MRI is the gold standard for diagnosis of ImCAs in any location. ImCAs typically appear as small, ovoid well-defined, “popcorn-like” lesions with mixed signal intensity on MR scans because of blood products in various stages of evolution. A rim of low-signal intensity around a hyperintense core lesion is caused by hemosiderin deposition around the cavernoma on T2-weighted images. When ImCAs are followed up conservatively without surgical intervention, intramedullary edema and hemorrhage can disappear, as well as residual blood products around the ImCAs [9]. However, spinal cord re-bleeding causes deterioration, which leads to a swollen spinal cord with cord edema.
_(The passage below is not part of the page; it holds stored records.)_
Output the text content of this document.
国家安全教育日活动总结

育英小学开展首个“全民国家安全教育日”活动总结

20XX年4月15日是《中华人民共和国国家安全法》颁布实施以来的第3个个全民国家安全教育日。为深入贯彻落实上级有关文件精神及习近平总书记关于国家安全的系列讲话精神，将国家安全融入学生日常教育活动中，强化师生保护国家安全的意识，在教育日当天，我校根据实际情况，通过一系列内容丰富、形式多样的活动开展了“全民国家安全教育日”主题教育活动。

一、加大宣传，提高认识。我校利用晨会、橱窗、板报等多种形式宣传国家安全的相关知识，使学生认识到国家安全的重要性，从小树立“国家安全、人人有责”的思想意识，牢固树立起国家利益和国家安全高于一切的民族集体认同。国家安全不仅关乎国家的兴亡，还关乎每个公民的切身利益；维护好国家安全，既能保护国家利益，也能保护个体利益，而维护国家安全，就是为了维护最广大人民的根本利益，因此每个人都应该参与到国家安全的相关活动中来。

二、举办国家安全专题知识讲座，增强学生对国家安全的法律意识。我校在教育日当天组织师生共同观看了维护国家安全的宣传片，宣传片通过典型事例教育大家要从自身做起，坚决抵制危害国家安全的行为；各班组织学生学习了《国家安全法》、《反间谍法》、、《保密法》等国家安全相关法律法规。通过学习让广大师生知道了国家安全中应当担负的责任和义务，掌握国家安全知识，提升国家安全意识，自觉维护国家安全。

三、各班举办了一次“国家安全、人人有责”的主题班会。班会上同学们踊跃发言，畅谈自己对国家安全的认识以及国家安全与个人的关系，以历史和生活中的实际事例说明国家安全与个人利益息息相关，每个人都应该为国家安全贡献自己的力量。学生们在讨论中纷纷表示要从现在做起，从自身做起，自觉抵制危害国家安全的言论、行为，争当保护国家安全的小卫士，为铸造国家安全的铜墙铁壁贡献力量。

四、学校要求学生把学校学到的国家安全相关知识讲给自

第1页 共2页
The current treatment of symptomatic or minimal symptomatic ImCAs consists of total excision with a microsurgical technique [10]. The hemorrhage rate of unruptured spinal cord cavernomas is estimated to be 1.4% per lesion and year. Mechanical distortion and tissue plasminogen factor might play large roles in bleeding of ImCAs [11, 12]. Grasso et al. [9] reported that a subtotal excision should be advocated in symptomatic patients. However, a high incidence of re-bleeding in partially excised cavernomas ranges from 9% [11] to 18% [12] of cases. Al-Khuwaitir et al. [13]described that surgical resection of symptomatic lesions should be advocated to prevent intramedullary hemorrhage and halt progressive neurological decline. Once the lesion has been removed, the cavity must be carefully inspected to identify any residual malformation that may lead to future re-bleeding and recurrence of symptoms. Badhiwala et al. [14] reviewed neurological outcomes for 632 patients with ImCAs who underwent operative or conservative (observation) treatment. They showed that surgery in these patients was better than conservative management. Patients will benefit from resection of the lesion within 3 months of onset of symptoms, and hemilaminectomy is better than total laminectomy or laminoplasty. Furthermore, the rate of neurological improvement for patients who had surgical resection performed was no higher than that for patients with superficial cavernous malformations or for those with deep-seated or ventrally located lesions.

ImCAs are relatively uncommon, but are a surgically curable condition of myelopathy. Early diagnosis and proper management can prevent hemorrhage and dangerous enlargement of lesions. Most lesions regress and there is partial resolution of hemosiderin. Clinical representation improved may resulting from decompression surgery in our case of multiple ImCAs.